Dr Nicol says that the combined effects of fishing, natural variability, long-term trends of climate change and delayed effects in long-living tuna species make the analyses very complex. However, we know that tuna abundance and distribution are impacted by natural interannual climate variability like the well-known El Nino / La Nina Oscillation (ENSO). Skipjack, the most tropical tuna species, follows the eastward extension of the Pacific warm pool during an El Nino event. Climate change is expected to cause further expansion of the warm pool and the central distributions of tropical tuna species are projected to move easterly in response.
Pacific Community (SPC) Senior Coastal Fisheries scientist, Andrew Halford says the flow-on effects of mass coral bleaching events, such as those being witnessed in Australia “are being more frequently documented with evidence that fish and invertebrate communities, which rely on coral reef ecosystems for their survival, are being fundamentally changed.
“As well as being a key source of food and shelter for communities, coral reefs also buffer the erosion effects of waves and swell on island shorelines,” says Halford. “Degraded coral reefs not only support less fish and invertebrates, but they also become less effective at moderating shoreline erosion around island communities. This situation is escalating because rising ocean temperatures are also causing sea levels to rise which is working in tandem with eroding reef systems to cause more frequent inundation of coastal land and higher levels of erosion. Drowning of land has direct effects on agricultural output, another mainstay of food security in the PICTs.”

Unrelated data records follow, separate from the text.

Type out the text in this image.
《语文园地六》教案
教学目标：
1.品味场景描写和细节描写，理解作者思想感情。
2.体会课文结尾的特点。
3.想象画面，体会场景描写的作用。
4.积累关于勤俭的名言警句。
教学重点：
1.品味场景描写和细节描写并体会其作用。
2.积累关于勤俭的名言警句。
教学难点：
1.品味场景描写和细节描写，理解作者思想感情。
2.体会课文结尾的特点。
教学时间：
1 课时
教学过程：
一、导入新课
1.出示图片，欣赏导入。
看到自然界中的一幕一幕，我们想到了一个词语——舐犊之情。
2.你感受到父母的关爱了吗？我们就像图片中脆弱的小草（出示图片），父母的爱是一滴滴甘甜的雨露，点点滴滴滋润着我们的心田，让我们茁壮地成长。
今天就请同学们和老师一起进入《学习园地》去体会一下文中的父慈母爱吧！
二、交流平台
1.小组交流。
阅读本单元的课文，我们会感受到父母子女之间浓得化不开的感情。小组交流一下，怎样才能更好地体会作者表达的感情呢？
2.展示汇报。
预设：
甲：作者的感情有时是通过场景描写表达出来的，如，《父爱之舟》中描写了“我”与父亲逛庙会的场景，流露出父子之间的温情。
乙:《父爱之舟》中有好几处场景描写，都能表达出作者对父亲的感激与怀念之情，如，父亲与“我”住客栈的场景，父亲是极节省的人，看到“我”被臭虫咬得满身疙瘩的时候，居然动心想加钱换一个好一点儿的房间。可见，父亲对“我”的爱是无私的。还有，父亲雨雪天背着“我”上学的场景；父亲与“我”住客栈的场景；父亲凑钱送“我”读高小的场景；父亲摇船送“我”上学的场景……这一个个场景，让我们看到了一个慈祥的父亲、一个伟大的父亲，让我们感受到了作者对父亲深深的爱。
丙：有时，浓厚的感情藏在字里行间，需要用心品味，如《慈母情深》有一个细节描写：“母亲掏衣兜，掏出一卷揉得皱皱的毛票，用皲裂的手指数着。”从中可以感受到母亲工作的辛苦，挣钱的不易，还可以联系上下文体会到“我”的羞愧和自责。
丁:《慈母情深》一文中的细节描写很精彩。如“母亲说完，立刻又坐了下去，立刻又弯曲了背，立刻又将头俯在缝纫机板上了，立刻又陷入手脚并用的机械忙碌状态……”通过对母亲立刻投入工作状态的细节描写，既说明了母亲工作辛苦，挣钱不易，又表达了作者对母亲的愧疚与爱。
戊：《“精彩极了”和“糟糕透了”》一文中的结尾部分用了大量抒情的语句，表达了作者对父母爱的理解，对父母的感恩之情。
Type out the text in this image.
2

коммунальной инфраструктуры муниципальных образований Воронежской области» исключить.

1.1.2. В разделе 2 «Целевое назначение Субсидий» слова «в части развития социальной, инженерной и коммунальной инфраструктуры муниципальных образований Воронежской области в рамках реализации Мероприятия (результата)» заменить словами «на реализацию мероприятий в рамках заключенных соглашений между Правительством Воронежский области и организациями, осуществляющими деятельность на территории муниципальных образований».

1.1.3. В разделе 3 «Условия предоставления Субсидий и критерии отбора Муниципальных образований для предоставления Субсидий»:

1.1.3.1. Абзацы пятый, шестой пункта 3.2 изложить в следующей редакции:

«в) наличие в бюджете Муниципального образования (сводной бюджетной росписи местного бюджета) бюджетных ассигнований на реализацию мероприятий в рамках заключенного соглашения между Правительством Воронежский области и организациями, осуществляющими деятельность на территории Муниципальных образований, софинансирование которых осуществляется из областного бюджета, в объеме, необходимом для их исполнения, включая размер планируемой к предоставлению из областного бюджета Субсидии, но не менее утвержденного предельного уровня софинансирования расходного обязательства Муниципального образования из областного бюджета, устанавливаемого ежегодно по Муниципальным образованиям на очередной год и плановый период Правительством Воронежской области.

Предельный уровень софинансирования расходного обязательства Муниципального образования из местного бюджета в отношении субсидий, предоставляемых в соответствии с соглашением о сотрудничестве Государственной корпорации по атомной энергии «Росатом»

He says that water temperature is a key component of modulating ocean acidity, with increasing temperature increasing the acidity of sea water. Organisms that produce a calcium-based skeleton such as corals, clams, oysters and lobsters are vulnerable to a more acidic environment due to a reduced uptake of calcium carbonate, resulting in thinner skeletons that are more prone to damage. Water chemistry is critical to so much of the life cycle of marine organisms with documented effects on, for example, fertilisation rates, larval development, and the ability of fish to avoid predation. Changes to the chemistry of sea water due to climate change is already having a significant effect on marine productivity and the global carbon cycle upon which life depends.
“On the grandest scale, increasing water temperatures are affecting the global movement of the cold oceanic deep water which underpin the current systems of the world,” says Halford. “These currents drive the current climate patterns and if significant changes occur to these systems, they will not likely be reversed, even if global warming processes are substantially reduced.
“Substantial loss of coral reef habitats and associated ecosystems (seagrass meadows for example have suffered badly from heat waves and also cyclone related turbidity) will reduce the habitat needed for many species of fish and invertebrates to recruit to, shelter in and feed within and on. This will lead to substantial changes in the abundance and distribution of many species that are part of food fish assemblages across the Pacific,” he states.
“A potentially more significant issue are the effects of climate change on the early and relatively less well studied parts of the life cycle of fish and invertebrates,” says Halford. “Changes to the reproductive capacity of fishes and invertebrates, the access to food when they are part of the plankton and their ability to grow and recruit successfully to their adult habitats are all possible under changing climate conditions. Very small differences at the beginning of the lifecycle can have very profound changes on adult populations and their ability to persist.
“Perhaps the largest effect will be on social and socio-economic systems within the Pacific which are so intrinsically bound to the sea. Large changes in the availability of marine protein could have major flow-on effects which could de-stabilise work-life systems that have been in place for millennia.”